Adlington was a chapelry and township in Prestbury ancient parish. It became a separate civil parish in 1866 and had slight changes to its civil parish boundaries in 1936. It was in Hamestan hundred, which later became Macclesfield Hundred and, later still, was assigned to be part of Macclesfield Poor Law Union and Rural Sanitary District. When Macclesfield Rural District council was established in 1894, Adlington became a civil parish within it. In 1974, local government reorganisation led to it becoming part of the Borough of Macclesfield, which in turn was succeeded by Cheshire East Council in 2009.

Adlington Hall, dating from at least the end of the 13th century, is located at the western end of the village.

Adlington made the news in January 2008, when a delivery vehicle shed 18 tonnes of mango chutney onto the road through the village. A spokesman for F Swain and Sons, the company which owns the lorry, said: "It was just one of those things."

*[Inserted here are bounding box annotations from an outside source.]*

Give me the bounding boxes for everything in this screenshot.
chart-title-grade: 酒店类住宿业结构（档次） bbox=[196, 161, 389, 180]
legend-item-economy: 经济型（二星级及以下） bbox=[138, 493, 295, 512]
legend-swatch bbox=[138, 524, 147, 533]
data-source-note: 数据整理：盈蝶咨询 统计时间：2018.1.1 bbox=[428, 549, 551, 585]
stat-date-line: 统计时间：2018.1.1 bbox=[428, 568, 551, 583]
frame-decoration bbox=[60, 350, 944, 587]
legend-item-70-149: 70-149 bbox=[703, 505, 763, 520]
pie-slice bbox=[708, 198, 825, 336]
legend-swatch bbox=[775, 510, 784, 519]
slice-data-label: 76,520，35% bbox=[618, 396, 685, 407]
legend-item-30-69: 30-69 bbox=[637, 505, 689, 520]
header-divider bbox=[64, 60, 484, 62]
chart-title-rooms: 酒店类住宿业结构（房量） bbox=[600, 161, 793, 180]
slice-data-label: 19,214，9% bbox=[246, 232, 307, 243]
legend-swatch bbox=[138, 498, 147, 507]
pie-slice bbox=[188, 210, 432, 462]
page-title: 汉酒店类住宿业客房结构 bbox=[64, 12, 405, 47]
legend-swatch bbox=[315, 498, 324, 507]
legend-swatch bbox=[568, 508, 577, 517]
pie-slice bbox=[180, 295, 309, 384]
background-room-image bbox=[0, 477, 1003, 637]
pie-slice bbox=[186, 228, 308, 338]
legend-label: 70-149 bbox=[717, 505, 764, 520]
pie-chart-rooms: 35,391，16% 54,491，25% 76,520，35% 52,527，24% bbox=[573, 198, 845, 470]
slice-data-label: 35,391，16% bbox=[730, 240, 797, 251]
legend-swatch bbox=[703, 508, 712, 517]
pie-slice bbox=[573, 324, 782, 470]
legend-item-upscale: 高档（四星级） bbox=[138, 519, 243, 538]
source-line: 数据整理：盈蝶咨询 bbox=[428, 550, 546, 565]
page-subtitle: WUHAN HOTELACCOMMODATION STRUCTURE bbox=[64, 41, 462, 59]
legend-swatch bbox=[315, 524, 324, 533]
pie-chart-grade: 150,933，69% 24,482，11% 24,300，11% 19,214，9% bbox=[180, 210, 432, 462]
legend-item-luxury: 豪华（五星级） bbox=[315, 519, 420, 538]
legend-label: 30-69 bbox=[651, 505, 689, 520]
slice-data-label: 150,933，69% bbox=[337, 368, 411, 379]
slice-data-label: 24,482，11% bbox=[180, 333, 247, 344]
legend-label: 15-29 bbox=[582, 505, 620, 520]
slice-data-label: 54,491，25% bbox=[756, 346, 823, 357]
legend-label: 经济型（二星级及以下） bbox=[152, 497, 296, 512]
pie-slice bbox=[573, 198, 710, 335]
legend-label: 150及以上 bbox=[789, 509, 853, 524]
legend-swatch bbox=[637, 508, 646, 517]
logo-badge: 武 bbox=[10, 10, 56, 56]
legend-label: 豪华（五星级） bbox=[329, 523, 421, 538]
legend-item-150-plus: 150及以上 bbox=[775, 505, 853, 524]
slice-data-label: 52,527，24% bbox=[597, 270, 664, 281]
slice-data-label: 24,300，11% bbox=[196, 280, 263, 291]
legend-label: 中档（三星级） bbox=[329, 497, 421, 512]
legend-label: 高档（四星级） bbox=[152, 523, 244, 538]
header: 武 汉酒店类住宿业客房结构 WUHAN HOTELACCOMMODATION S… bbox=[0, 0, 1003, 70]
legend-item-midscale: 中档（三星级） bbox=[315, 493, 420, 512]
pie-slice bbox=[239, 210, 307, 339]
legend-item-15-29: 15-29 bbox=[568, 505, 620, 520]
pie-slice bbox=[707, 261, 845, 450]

== Adlington New Town proposal ==
Adlington was identified as a site for a potential new town in 2025. Belport, a London-based international investment and asset management company, acquired the 1900 acre Adlington estate from Camilla Legh, a member of the family who had occupied Adlington Hall for 700 years, in 2023 for £25 million. Belport specialises in investment in the rural market with a view "to maximise capital and income returns". Belport submitted a bid to the New Towns Taskforce for a new town at Adlington in 2025 and the proposal was included on the shortlist of twelve proposed new towns published by the taskforce in September 2025. Belport already owns 82% of the land associated with the new town proposal. Belport have a delivery partner for the proposed new town, Revcap, a London-based equity investment company, who describe themselves as having “a private equity approach to value creation with best in class institutional investment disciplines and prudent leverage policies to seek superior risk adjusted returns in its core plus investments”.

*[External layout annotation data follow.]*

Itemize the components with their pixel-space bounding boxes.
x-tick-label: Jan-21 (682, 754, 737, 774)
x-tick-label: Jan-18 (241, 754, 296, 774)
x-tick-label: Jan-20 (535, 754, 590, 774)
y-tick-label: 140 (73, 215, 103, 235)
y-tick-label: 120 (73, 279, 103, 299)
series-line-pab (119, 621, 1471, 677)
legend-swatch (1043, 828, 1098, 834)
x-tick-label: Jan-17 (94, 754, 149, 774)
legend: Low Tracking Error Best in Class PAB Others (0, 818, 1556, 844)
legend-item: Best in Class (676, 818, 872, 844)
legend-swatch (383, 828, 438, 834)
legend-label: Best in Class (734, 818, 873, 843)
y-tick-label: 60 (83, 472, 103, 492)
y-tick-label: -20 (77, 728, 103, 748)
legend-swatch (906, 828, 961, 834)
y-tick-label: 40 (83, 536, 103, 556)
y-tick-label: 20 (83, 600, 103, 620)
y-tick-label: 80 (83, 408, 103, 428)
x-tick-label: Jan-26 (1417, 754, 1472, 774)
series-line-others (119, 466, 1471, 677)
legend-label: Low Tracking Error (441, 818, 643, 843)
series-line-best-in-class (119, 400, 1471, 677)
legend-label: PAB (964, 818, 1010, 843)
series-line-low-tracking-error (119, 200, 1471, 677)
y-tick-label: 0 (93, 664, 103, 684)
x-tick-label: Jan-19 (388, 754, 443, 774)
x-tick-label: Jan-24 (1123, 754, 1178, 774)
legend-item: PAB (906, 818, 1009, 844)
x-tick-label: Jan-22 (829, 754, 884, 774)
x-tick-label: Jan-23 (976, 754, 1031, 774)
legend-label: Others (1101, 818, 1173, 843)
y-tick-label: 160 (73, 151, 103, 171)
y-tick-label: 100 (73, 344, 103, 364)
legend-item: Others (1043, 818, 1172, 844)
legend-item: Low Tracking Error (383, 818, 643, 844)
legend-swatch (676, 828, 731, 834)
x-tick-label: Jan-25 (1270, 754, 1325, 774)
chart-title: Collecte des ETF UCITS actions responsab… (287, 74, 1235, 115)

The proposal has been met with significant opposition in the local area, including from the local Labour MP, Tim Roca. In December 2025, Cheshire East local authority voted unanimously (70–0) against the planned new town development. Several public protests from local residents have been held near to the proposed development. In evidence to the House of Lords Built Environment Committee, Niall Bolger (non executive Director of Belport) admitted that there was no consultation with residents or the wider local community before the new towns bid was submitted. The proposed site is largely a greenfield site with over 1000 ha of greenbelt land. The current proposals are for up to 20,000 new homes (roughly 47,000 population) to be added to the area. This will create a new town with a similar population to nearby Macclesfield.

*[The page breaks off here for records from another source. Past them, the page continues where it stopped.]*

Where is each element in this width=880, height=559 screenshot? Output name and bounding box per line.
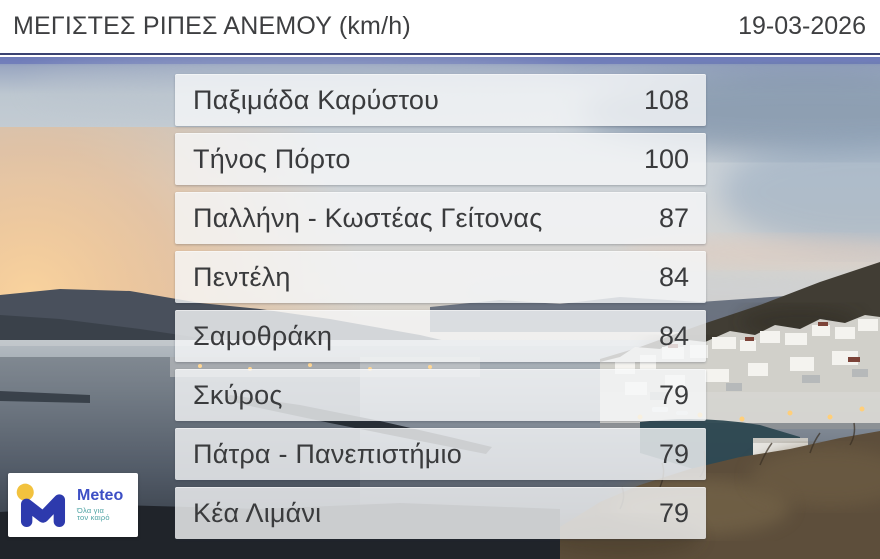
logo-tagline-line1: Όλα για — [77, 505, 105, 515]
table-row: Παξιμάδα Καρύστου 108 — [175, 74, 706, 126]
meteo-m-icon — [16, 483, 66, 528]
header-date: 19-03-2026 — [738, 12, 866, 40]
gust-value: 87 — [658, 202, 689, 233]
logo-tagline-line2: τον καιρό — [77, 513, 110, 523]
gust-value: 100 — [643, 143, 689, 174]
gust-value: 84 — [658, 261, 689, 292]
station-name: Σκύρος — [193, 379, 283, 410]
gust-value: 108 — [643, 84, 689, 115]
table-row: Πεντέλη 84 — [175, 251, 706, 303]
table-row: Κέα Λιμάνι 79 — [175, 487, 706, 539]
table-row: Σκύρος 79 — [175, 369, 706, 421]
gust-table: Παξιμάδα Καρύστου 108 Τήνος Πόρτο 100 Πα… — [175, 74, 706, 546]
page-title: ΜΕΓΙΣΤΕΣ ΡΙΠΕΣ ΑΝΕΜΟΥ (km/h) — [13, 12, 411, 40]
sun-icon — [16, 483, 34, 501]
station-name: Πεντέλη — [193, 261, 291, 292]
logo-text: Meteo Όλα για τον καιρό — [77, 486, 124, 523]
station-name: Παξιμάδα Καρύστου — [193, 84, 440, 115]
gust-value: 79 — [658, 438, 689, 469]
gust-value: 84 — [658, 320, 689, 351]
station-name: Παλλήνη - Κωστέας Γείτονας — [193, 202, 543, 233]
logo-brand: Meteo — [77, 486, 124, 504]
station-name: Πάτρα - Πανεπιστήμιο — [193, 438, 462, 469]
header-bar: ΜΕΓΙΣΤΕΣ ΡΙΠΕΣ ΑΝΕΜΟΥ (km/h) 19-03-2026 — [0, 0, 880, 55]
meteo-logo: Meteo Όλα για τον καιρό — [8, 473, 138, 537]
gust-value: 79 — [658, 497, 689, 528]
table-row: Πάτρα - Πανεπιστήμιο 79 — [175, 428, 706, 480]
gust-value: 79 — [658, 379, 689, 410]
table-row: Σαμοθράκη 84 — [175, 310, 706, 362]
table-row: Παλλήνη - Κωστέας Γείτονας 87 — [175, 192, 706, 244]
station-name: Τήνος Πόρτο — [193, 143, 351, 174]
table-row: Τήνος Πόρτο 100 — [175, 133, 706, 185]
station-name: Κέα Λιμάνι — [193, 497, 322, 528]
station-name: Σαμοθράκη — [193, 320, 333, 351]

In March 2026 the government revealed that it had decided Adlington would not be expanded to become a new town. In a statement, the government said Adlington and other areas would not be taken forward as new towns, but were "deemed to be credible development opportunities and may continue to be supported through existing housing programmes".

==Governance==
Adlington Parish Council, which administers the civil parish, is made up of ten parish councillors and one parish clerk. The parish council sits each month, and at these meetings, the two borough and single county councillor will also often attend.

==Transport==
Adlington railway station is a stop on the Stafford to Manchester branch of the West Coast Main Line. It is served by Northern Trains services between , , and .

== Notable people ==
- Bob Cooke (born 1943), a former English cricketer, played 42 first class matches
- Martin Edwards (born 1945), former chairman of Manchester United F.C. from 1980 until 2002.
- Sir Carol Mather (1919–2006), British soldier and MP for Esher 1970-1987.